Et le cas échéant, cela signifiait-il que Bodhi m’avait menti ?
– Ce qu’il y a, tu vois, a repris Mort d’une voix plus aiguë qui a fait intrusion dans mes pensées, c’est qu’ils ne veulent pas trop qu’on interfère. Chaque âme, chaque individu doit trouver son propre chemin, faire ses propres expériences. Et regardons les choses en face, la majorité des gens ne retiennent la leçon que dans l’épreuve. Personne n’est jamais partant pour le changement. Même quand leur situation les rend malheureux, la plupart préfèrent s’en tenir à un malheur familier plutôt que prendre le risque d’aller vers l’inconnu. Et crois-en mon expérience, il est facile de tomber dans ce piège. Mais au final, tout est toujours bien qui finit bien. Ce sont tous ces petits moments durs de la vie qui nous rendent plus forts. Ces mauvaises passes nous font grandir et réfléchir. C’est pourquoi on ne peut pas passer notre temps à protéger les autres du monde dans lequel ils vivent. Il faut les laisser trouver leur chemin tout seul. Si on interfère, si on ne les laisse pas se débrouiller, on freine leur épanouissement, on les empêche d’apprendre, de progresser. Et je vais te dire, ça n’apporte rien de bon.
J’ai acquiescé comme si je comprenais chaque mot qu’il prononçait, comme si j’étais entièrement d’accord.
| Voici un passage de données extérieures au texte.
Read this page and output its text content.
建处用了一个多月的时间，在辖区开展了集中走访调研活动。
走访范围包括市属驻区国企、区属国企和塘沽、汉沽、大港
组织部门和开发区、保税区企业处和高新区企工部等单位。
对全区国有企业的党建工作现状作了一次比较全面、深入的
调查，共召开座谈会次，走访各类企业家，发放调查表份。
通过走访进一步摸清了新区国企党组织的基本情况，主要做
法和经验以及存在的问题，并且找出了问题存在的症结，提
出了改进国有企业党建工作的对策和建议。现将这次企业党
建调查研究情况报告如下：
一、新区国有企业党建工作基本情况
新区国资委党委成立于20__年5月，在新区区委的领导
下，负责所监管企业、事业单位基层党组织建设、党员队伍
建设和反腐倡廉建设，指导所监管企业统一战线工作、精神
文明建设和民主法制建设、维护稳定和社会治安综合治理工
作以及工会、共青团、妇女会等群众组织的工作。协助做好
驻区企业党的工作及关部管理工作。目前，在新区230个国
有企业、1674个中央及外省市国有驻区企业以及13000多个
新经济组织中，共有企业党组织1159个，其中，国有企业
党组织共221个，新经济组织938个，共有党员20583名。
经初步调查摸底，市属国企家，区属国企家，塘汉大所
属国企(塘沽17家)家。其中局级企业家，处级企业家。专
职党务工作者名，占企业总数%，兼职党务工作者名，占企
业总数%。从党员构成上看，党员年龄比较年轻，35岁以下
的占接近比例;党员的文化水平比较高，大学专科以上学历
Alors qu’en vérité j’avais le regard dans le vague, mal assuré, l’esprit embrouillé par un tourbillon de pensées et d’images.
– Et, comme tu pourras bientôt t’en rendre compte, ils font très attention à ajuster ce type d’ingérence bienveillante, quand on va rendre visite à quelqu’un dans ses rêves. Il existe différents moyens de contourner leur censure, mais à vrai dire ça en vaut rarement la peine. Cela nécessite des tonnes de symboles compliqués, et bien souvent les gens ne s’en souviennent pas à leur réveil ou, pire, ils flanquent tout par terre en essayant d’interpréter leurs rêves. Ça fait un moment que j’y ai renoncé. Ça devenait trop frustrant. Aujourd’hui, je leur rends juste une petite visite quand je peux, j’essaie de leur transmettre un peu de réconfort et d’amour, et ça s’arrête là.
– Et ça marche ? ai-je demandé en me souvenant de ce que je l’avais entendu dire à son ami, lors de notre première rencontre.
La nuit, il rendait souvent visite à sa veuve dans ses rêves, pour lui dire qu’il se portait comme un charme. Mais dès qu’elle se réveillait, elle minimisait ses impressions, se persuadait qu’elle avait tout inventé. Que son cerveau avait fabriqué cette idée de toutes pièces pour la rassurer.
J’ai regardé Mort, attendant une réponse, mais le train s’est arrêté et les portes se sont brusquement ouvertes.
– Voilà, on y est. La Fabrique des rêves.